What steps should healthcare entities take to comply with the advisory?

Entities should implement risk identification and mitigation processes, conduct due diligence and risk assessments, regularly test and validate AI systems, train staff, and be transparent with patients about AI usage.

How does California’s Unfair Competition Law apply to AI in healthcare?

The law prohibits unlawful and fraudulent practices, including the marketing of noncompliant AI systems.
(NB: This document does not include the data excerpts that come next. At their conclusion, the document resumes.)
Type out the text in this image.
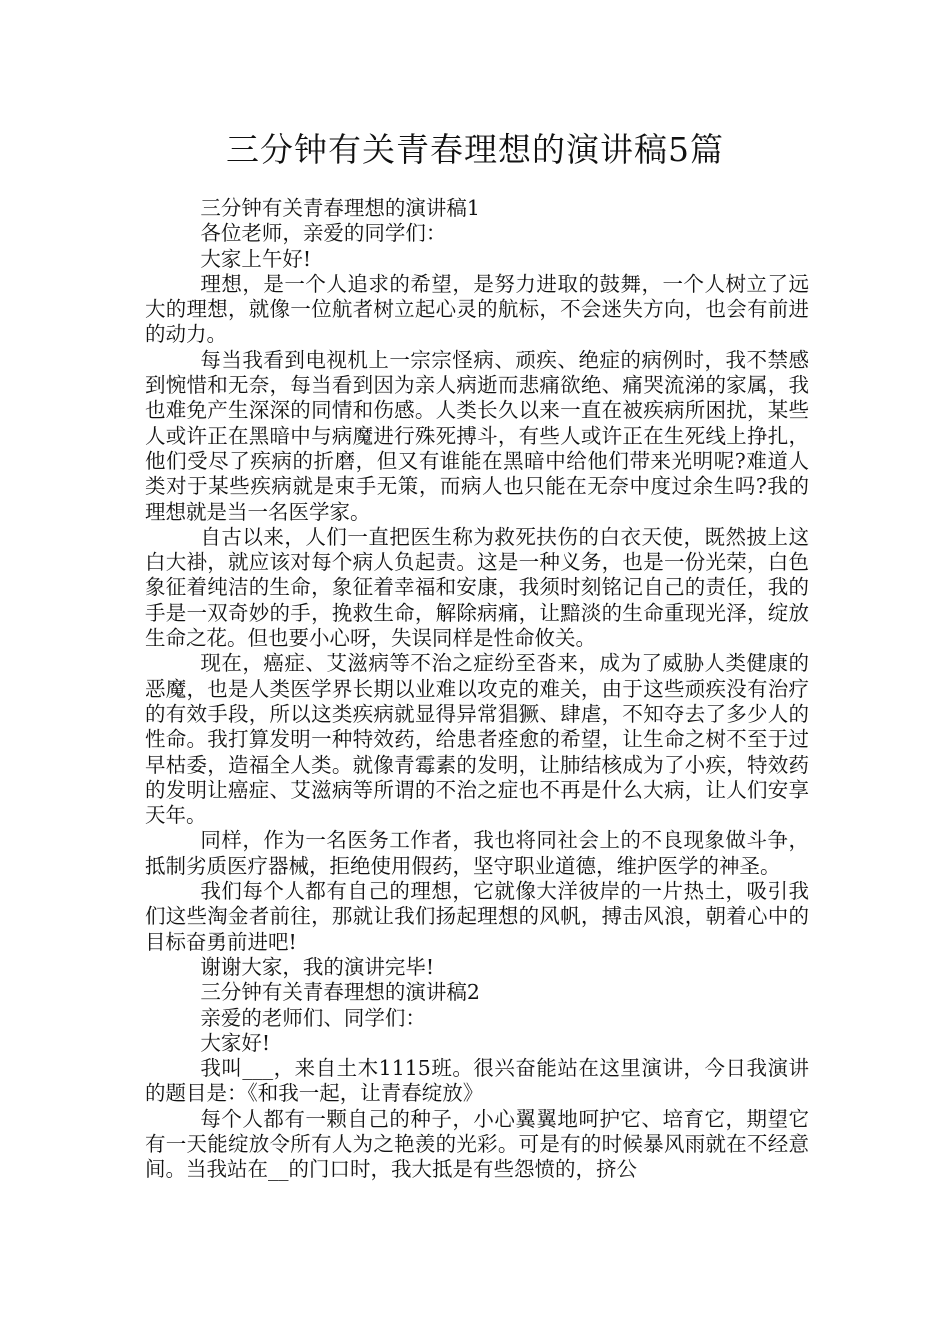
三分钟有关青春理想的演讲稿5篇

三分钟有关青春理想的演讲稿1

各位老师，亲爱的同学们：

大家上午好!

理想，是一个人追求的希望，是努力进取的鼓舞，一个人树立了远大的理想，就像一位航者树立起心灵的航标，不会迷失方向，也会有前进的动力。

每当我看到电视机上一宗宗怪病、顽疾、绝症的病例时，我不禁感到惋惜和无奈，每当看到因为亲人病逝而悲痛欲绝、痛哭流涕的家属，我也难免产生深深的同情和伤感。人类长久以来一直在被疾病所困扰，某些人或许正在黑暗中与病魔进行殊死搏斗，有些人或许正在生死线上挣扎，他们受尽了疾病的折磨，但又有谁能在黑暗中给他们带来光明呢?难道人类对于某些疾病就是束手无策，而病人也只能在无奈中度过余生吗?我的理想就是当一名医学家。

自古以来，人们一直把医生称为救死扶伤的白衣天使，既然披上这白大褂，就应该对每个病人负起责。这是一种义务，也是一份光荣，白色象征着纯洁的生命，象征着幸福和安康，我须时刻铭记自己的责任，我的手是一双奇妙的手，挽救生命，解除病痛，让黯淡的生命重现光泽，绽放生命之花。但也要小心呀，失误同样是性命攸关。

现在，癌症、艾滋病等不治之症纷至沓来，成为了威胁人类健康的恶魔，也是人类医学界长期以业难以攻克的难关，由于这些顽疾没有治疗的有效手段，所以这类疾病就显得异常猖獗、肆虐，不知夺去了多少人的性命。我打算发明一种特效药，给患者痊愈的希望，让生命之树不至于过早枯委，造福全人类。就像青霉素的发明，让肺结核成为了小疾，特效药的发明让癌症、艾滋病等所谓的不治之症也不再是什么大病，让人们安享天年。

同样，作为一名医务工作者，我也将同社会上的不良现象做斗争，抵制劣质医疗器械，拒绝使用假药，坚守职业道德，维护医学的神圣。

我们每个人都有自己的理想，它就像大洋彼岸的一片热土，吸引我们这些淘金者前往，那就让我们扬起理想的风帆，搏击风浪，朝着心中的目标奋勇前进吧!

谢谢大家，我的演讲完毕!

三分钟有关青春理想的演讲稿2

亲爱的老师们、同学们：

大家好!

我叫___，来自土木1115班。很兴奋能站在这里演讲，今日我演讲的题目是：《和我一起，让青春绽放》

每个人都有一颗自己的种子，小心翼翼地呵护它、培育它，期望它有一天能绽放令所有人为之艳羡的光彩。可是有的时候暴风雨就在不经意间。当我站在__的门口时，我大抵是有些怨愤的，挤公
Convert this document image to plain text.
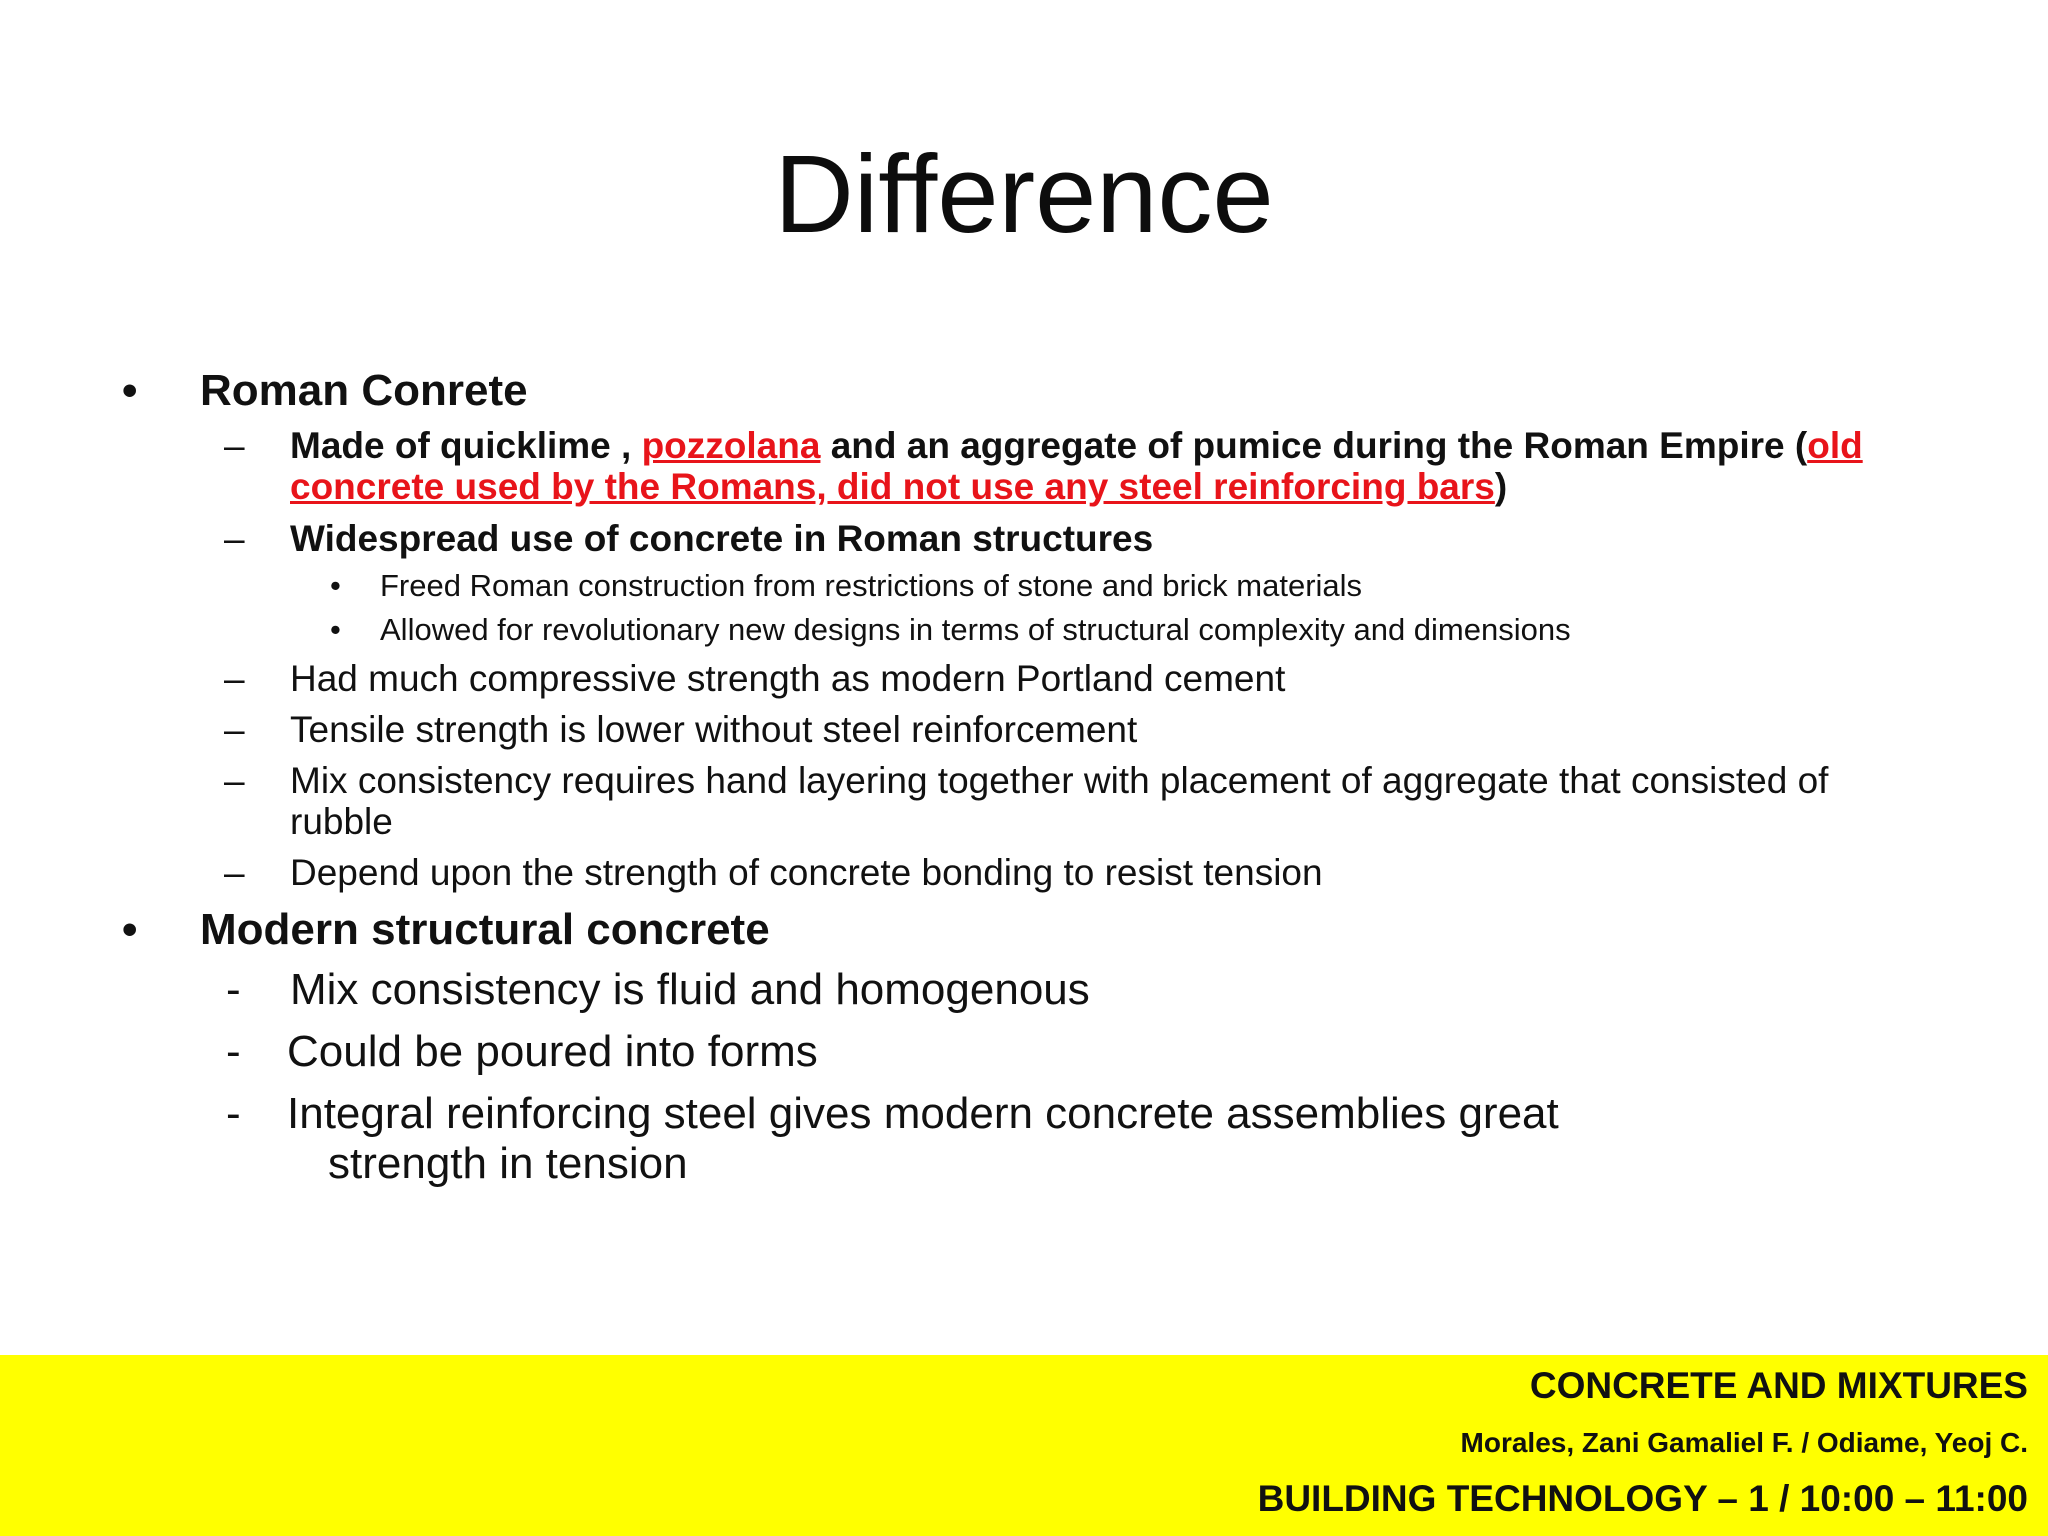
Difference
• Roman Conrete
– Made of quicklime , pozzolana and an aggregate of pumice during the Roman Empire (old
concrete used by the Romans, did not use any steel reinforcing bars)
– Widespread use of concrete in Roman structures
• Freed Roman construction from restrictions of stone and brick materials
• Allowed for revolutionary new designs in terms of structural complexity and dimensions
– Had much compressive strength as modern Portland cement
– Tensile strength is lower without steel reinforcement
– Mix consistency requires hand layering together with placement of aggregate that consisted of
rubble
– Depend upon the strength of concrete bonding to resist tension
• Modern structural concrete
- Mix consistency is fluid and homogenous
- Could be poured into forms
- Integral reinforcing steel gives modern concrete assemblies great
strength in tension
CONCRETE AND MIXTURES
Morales, Zani Gamaliel F. / Odiame, Yeoj C.
BUILDING TECHNOLOGY – 1 / 10:00 – 11:00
Deceptive practices could result in legal violations if inaccurate claims are made using AI.

What are the implications of California’s professional licensing laws for AI?

Only licensed human professionals can practice medicine, and they cannot delegate these duties to AI. AI can assist decision-making but cannot replace licensed medical professionals.

What constitutes discriminatory practices in AI usage within California healthcare?

Discriminatory practices can occur if AI systems result in less accurate predictions for historically marginalized groups, negatively impacting their access to healthcare despite facial neutrality.

What are the privacy considerations when using AI in healthcare?

Healthcare entities must comply with laws like the Confidentiality of Medical Information Act, ensuring patient consent before disclosing medical information and avoiding manipulative user interfaces.

How does California’s approach to AI regulation differ from the federal stance?

California is actively regulating AI with several enacted bills, while the federal government has adopted a hands-off approach, leading to potential inconsistencies in oversight.

What recent legislative actions have been taken in California regarding AI?

Recent bills include requirements for AI detection tools, patient disclosures in generative AI usage, and mandates for transparency in training data.

What examples of potentially unlawful AI use in healthcare are mentioned in the advisory?

Examples include using generative AI to create misleading patient communications, making treatment decisions based on biased data, and double-booking appointments based on predictive modeling.